Why the financial market is important

Financial markets fit for the effective allocation of resources within the market. Through established and regulated markets, financial markets present participants with some presumption that they will be treated honestly and fairly. The financial markets offer companies, and governmental entities enter to capital. They also employ many thousands of individuals who work in the financial industry.
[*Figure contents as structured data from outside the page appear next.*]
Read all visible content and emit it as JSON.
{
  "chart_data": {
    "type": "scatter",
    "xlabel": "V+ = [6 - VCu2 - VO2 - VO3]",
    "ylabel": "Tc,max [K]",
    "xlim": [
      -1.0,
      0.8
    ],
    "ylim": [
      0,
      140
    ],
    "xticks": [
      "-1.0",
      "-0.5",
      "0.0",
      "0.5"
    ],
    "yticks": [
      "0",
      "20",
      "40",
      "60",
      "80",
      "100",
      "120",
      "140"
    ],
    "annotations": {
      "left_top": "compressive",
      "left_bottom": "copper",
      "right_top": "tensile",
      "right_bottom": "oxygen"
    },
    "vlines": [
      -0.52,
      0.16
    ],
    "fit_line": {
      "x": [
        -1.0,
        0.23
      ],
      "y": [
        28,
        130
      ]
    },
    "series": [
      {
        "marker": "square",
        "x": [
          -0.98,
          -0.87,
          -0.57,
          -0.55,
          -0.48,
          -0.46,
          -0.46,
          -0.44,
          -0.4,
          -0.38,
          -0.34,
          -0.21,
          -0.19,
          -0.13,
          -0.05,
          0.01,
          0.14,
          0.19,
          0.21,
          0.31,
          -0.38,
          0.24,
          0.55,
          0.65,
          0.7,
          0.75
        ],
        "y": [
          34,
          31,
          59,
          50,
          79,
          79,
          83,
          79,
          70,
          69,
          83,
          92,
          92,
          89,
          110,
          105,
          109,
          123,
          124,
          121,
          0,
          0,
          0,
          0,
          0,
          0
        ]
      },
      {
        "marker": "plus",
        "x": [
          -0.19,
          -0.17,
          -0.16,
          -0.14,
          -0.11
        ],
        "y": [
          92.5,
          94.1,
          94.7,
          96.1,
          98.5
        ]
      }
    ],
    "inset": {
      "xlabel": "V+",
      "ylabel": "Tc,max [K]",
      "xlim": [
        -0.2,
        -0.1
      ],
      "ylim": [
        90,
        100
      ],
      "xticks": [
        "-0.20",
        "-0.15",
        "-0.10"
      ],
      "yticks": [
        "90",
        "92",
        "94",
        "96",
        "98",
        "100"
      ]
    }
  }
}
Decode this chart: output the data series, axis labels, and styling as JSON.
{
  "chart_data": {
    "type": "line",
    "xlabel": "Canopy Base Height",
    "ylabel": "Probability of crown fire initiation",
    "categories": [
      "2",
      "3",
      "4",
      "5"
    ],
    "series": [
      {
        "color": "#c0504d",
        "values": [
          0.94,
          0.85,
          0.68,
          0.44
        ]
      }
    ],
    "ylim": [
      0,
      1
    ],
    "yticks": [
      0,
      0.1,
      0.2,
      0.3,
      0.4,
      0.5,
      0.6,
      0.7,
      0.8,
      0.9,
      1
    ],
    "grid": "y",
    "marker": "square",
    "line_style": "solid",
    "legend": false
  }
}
Financial graphs and charts

A financial market is one that allows the buying and selling of a resource. An example of a generally traded resource holds company stock, foreign currency, products including gemstones, oil and precious metals, or financial devices such as swaps, options and futures. The New York Stock Exchange is a commercial market for stocks and economic means, and the Foreign Exchange Market allows brokers to alternate money.

Impacts on Businesses

Financial markets quickly affect publicly traded business. A steep drop in the DOW due to a sizeable blue-chip stock posting a loss often shaves some points off another company’s stock, even if its actions are entirely separate. When a company’s stock price dips, its capacity to raise capital is reduced.

Effects on the Economy

Financial markets change public perception and shape the economic landscape. A strong rally on Wall Street instils confidence in businesses to grow operations and take risks. In these cases, companies hire more workers, increase the employment rate and in turn, give customers more disposable earnings. Market crashes signal the opposite: Companies grow concerned over how to fund their services, layoffs rise, and consumers don’t spend as many disposable incomes.

Regulation

The United States set the Securities and Exchange Commission in 1934 to ensure companies are transparent with their financial data and specific features of their business processes. Oversight comes in the form of regularly and yearly earnings news, routine audits and the imposition of fines for rule-breakers.

Regulation, however, is sometimes inadequate in stopping a financial market crash.